1908’den sonra gazeteciliğe de başlayan besteci, zamanın iktidar partisi olan İttihat ve Terakki’ye karşı tavır içinde olduğu nedeniyle hakkında kovuşturma açılınca Avrupa’ya kaçar. Bir zaman sonra “aleyhte yazı yazmaması koşulu ile” İstanbul çevresindeki köylerden birine dönme izni verilir. Bu olaydan sonra kendisini tamamen müziğe verir.
Muhlis Sabahattin operet müziğinde “ara dönem”in en ünlü bestecisidir. Genellikle, tek sesli Türk müziği makamlarını çok sesli müziğe uygulamaya çalışmıştır.
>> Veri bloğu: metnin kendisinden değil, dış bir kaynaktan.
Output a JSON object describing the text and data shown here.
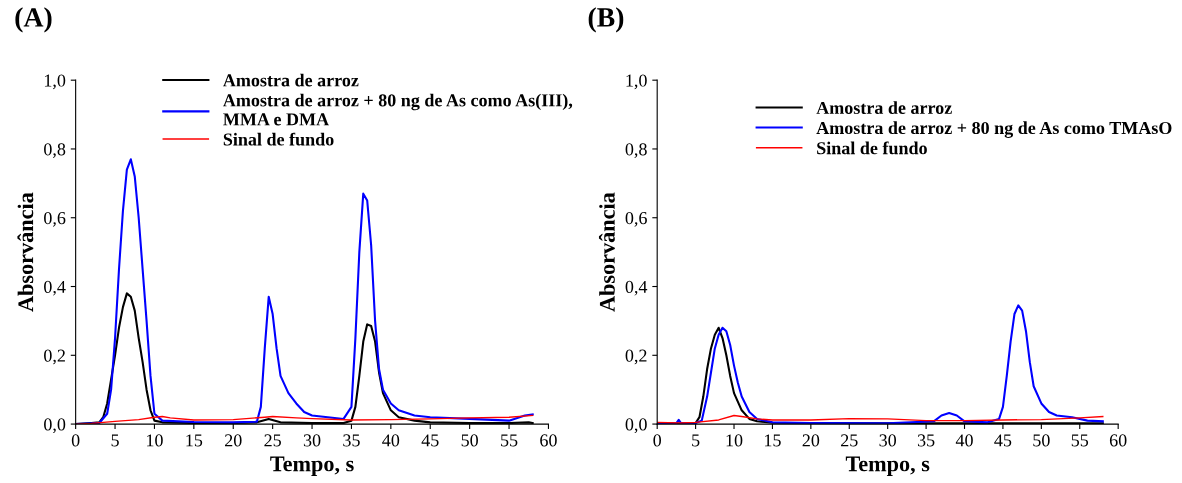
{
  "chart_data": [
    {
      "type": "line",
      "title": "(A)",
      "xlabel": "Tempo, s",
      "ylabel": "Absorvância",
      "xlim": [
        0,
        60
      ],
      "ylim": [
        0,
        1.0
      ],
      "xticks": [
        0,
        5,
        10,
        15,
        20,
        25,
        30,
        35,
        40,
        45,
        50,
        55,
        60
      ],
      "yticks": [
        {
          "value": 0,
          "label": "0,0"
        },
        {
          "value": 0.2,
          "label": "0,2"
        },
        {
          "value": 0.4,
          "label": "0,4"
        },
        {
          "value": 0.6,
          "label": "0,6"
        },
        {
          "value": 0.8,
          "label": "0,8"
        },
        {
          "value": 1.0,
          "label": "1,0"
        }
      ],
      "legend": "top",
      "grid": false,
      "series": [
        {
          "name": "Amostra de arroz",
          "color": "#000000",
          "x": [
            0,
            2,
            3,
            3.5,
            4,
            4.5,
            5,
            5.5,
            6,
            6.5,
            7,
            7.5,
            8,
            8.5,
            9,
            9.5,
            10,
            11,
            15,
            20,
            23,
            24.5,
            26,
            30,
            34,
            35,
            35.5,
            36,
            36.5,
            37,
            37.5,
            38,
            38.5,
            39,
            40,
            41,
            43,
            45,
            50,
            55,
            57.5,
            58
          ],
          "values": [
            0,
            0.003,
            0.005,
            0.02,
            0.06,
            0.13,
            0.2,
            0.28,
            0.34,
            0.38,
            0.37,
            0.33,
            0.25,
            0.18,
            0.1,
            0.04,
            0.01,
            0.005,
            0.003,
            0.003,
            0.005,
            0.015,
            0.005,
            0.003,
            0.003,
            0.01,
            0.05,
            0.14,
            0.24,
            0.29,
            0.285,
            0.24,
            0.15,
            0.09,
            0.04,
            0.02,
            0.01,
            0.005,
            0.003,
            0.003,
            0.005,
            0.003
          ]
        },
        {
          "name": "Amostra de arroz + 80 ng de As como As(III),\nMMA e DMA",
          "color": "#0000ff",
          "x": [
            0,
            3,
            4,
            4.5,
            5,
            5.5,
            6,
            6.5,
            7,
            7.5,
            8,
            8.5,
            9,
            9.5,
            10,
            11,
            15,
            20,
            23,
            23.5,
            24,
            24.5,
            25,
            25.5,
            26,
            27,
            28,
            29,
            30,
            32,
            34,
            35,
            35.5,
            36,
            36.5,
            37,
            37.5,
            38,
            38.5,
            39,
            40,
            41,
            43,
            45,
            50,
            55,
            57,
            58
          ],
          "values": [
            0,
            0.003,
            0.03,
            0.1,
            0.25,
            0.45,
            0.62,
            0.74,
            0.77,
            0.72,
            0.6,
            0.45,
            0.3,
            0.14,
            0.03,
            0.01,
            0.006,
            0.005,
            0.007,
            0.05,
            0.22,
            0.37,
            0.32,
            0.22,
            0.14,
            0.09,
            0.06,
            0.035,
            0.025,
            0.02,
            0.015,
            0.05,
            0.25,
            0.5,
            0.67,
            0.65,
            0.52,
            0.3,
            0.16,
            0.1,
            0.06,
            0.04,
            0.025,
            0.02,
            0.015,
            0.01,
            0.025,
            0.028
          ]
        },
        {
          "name": "Sinal de fundo",
          "color": "#ff0000",
          "x": [
            0,
            2,
            5,
            8,
            10,
            11,
            12,
            15,
            20,
            24,
            25,
            28,
            30,
            35,
            40,
            45,
            50,
            55,
            58
          ],
          "values": [
            0,
            0.002,
            0.008,
            0.013,
            0.02,
            0.022,
            0.018,
            0.012,
            0.013,
            0.02,
            0.022,
            0.018,
            0.016,
            0.012,
            0.013,
            0.015,
            0.018,
            0.02,
            0.025
          ]
        }
      ]
    },
    {
      "type": "line",
      "title": "(B)",
      "xlabel": "Tempo, s",
      "ylabel": "Absorvância",
      "xlim": [
        0,
        60
      ],
      "ylim": [
        0,
        1.0
      ],
      "xticks": [
        0,
        5,
        10,
        15,
        20,
        25,
        30,
        35,
        40,
        45,
        50,
        55,
        60
      ],
      "yticks": [
        {
          "value": 0,
          "label": "0,0"
        },
        {
          "value": 0.2,
          "label": "0,2"
        },
        {
          "value": 0.4,
          "label": "0,4"
        },
        {
          "value": 0.6,
          "label": "0,6"
        },
        {
          "value": 0.8,
          "label": "0,8"
        },
        {
          "value": 1.0,
          "label": "1,0"
        }
      ],
      "legend": "top",
      "grid": false,
      "series": [
        {
          "name": "Amostra de arroz",
          "color": "#000000",
          "x": [
            0,
            5,
            5.5,
            6,
            6.5,
            7,
            7.5,
            8,
            8.5,
            9,
            9.5,
            10,
            11,
            12,
            13,
            15,
            20,
            30,
            40,
            50,
            58
          ],
          "values": [
            0,
            0.003,
            0.02,
            0.08,
            0.16,
            0.22,
            0.26,
            0.28,
            0.25,
            0.2,
            0.14,
            0.09,
            0.04,
            0.015,
            0.008,
            0.004,
            0.003,
            0.002,
            0.002,
            0.002,
            0.002
          ]
        },
        {
          "name": "Amostra de arroz + 80 ng de As como TMAsO",
          "color": "#0000ff",
          "x": [
            0,
            2.5,
            2.8,
            3.1,
            5,
            5.8,
            6.5,
            7,
            7.5,
            8,
            8.5,
            9,
            9.5,
            10,
            10.5,
            11,
            12,
            13,
            15,
            20,
            30,
            36,
            37,
            38,
            39,
            40,
            43,
            44.5,
            45,
            45.5,
            46,
            46.5,
            47,
            47.5,
            48,
            48.5,
            49,
            50,
            51,
            52,
            54,
            56,
            58
          ],
          "values": [
            0,
            0.003,
            0.012,
            0.003,
            0.003,
            0.01,
            0.08,
            0.15,
            0.22,
            0.26,
            0.28,
            0.27,
            0.23,
            0.17,
            0.12,
            0.08,
            0.035,
            0.015,
            0.005,
            0.003,
            0.002,
            0.008,
            0.025,
            0.032,
            0.025,
            0.008,
            0.005,
            0.015,
            0.05,
            0.14,
            0.24,
            0.32,
            0.345,
            0.33,
            0.27,
            0.18,
            0.11,
            0.06,
            0.035,
            0.025,
            0.02,
            0.01,
            0.008
          ]
        },
        {
          "name": "Sinal de fundo",
          "color": "#ff0000",
          "x": [
            0,
            3,
            5,
            8,
            10,
            11,
            13,
            15,
            20,
            25,
            30,
            35,
            40,
            45,
            50,
            55,
            58
          ],
          "values": [
            0.005,
            0.003,
            0.005,
            0.012,
            0.025,
            0.022,
            0.015,
            0.012,
            0.012,
            0.016,
            0.015,
            0.01,
            0.01,
            0.012,
            0.013,
            0.018,
            0.022
          ]
        }
      ]
    }
  ]
}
Başlıca yapıtları: “Çaresaz”, “Ayşe”,”Asaletmeap”,”Aşk Mektebi”,”Kerem ile Aslı” operetleri; “Büyük Ateş”,”Mon Bey”,”Hatırım İçin” gibi müzikli oyunları; “Çingene Aşkı” revüsü; Çargâh “Karadeniz” Marşı ve birçok şarkı formunda beste ve orkestra için çeşitli parçalar.
Kurduğu gruplarla, İzmir’e oldukça sık gelen Muhlis Sabahattin yakalandığı verem hastalığından kurtulamayarak 10 Şubat 1947’de İstanbul’da hayata veda eder.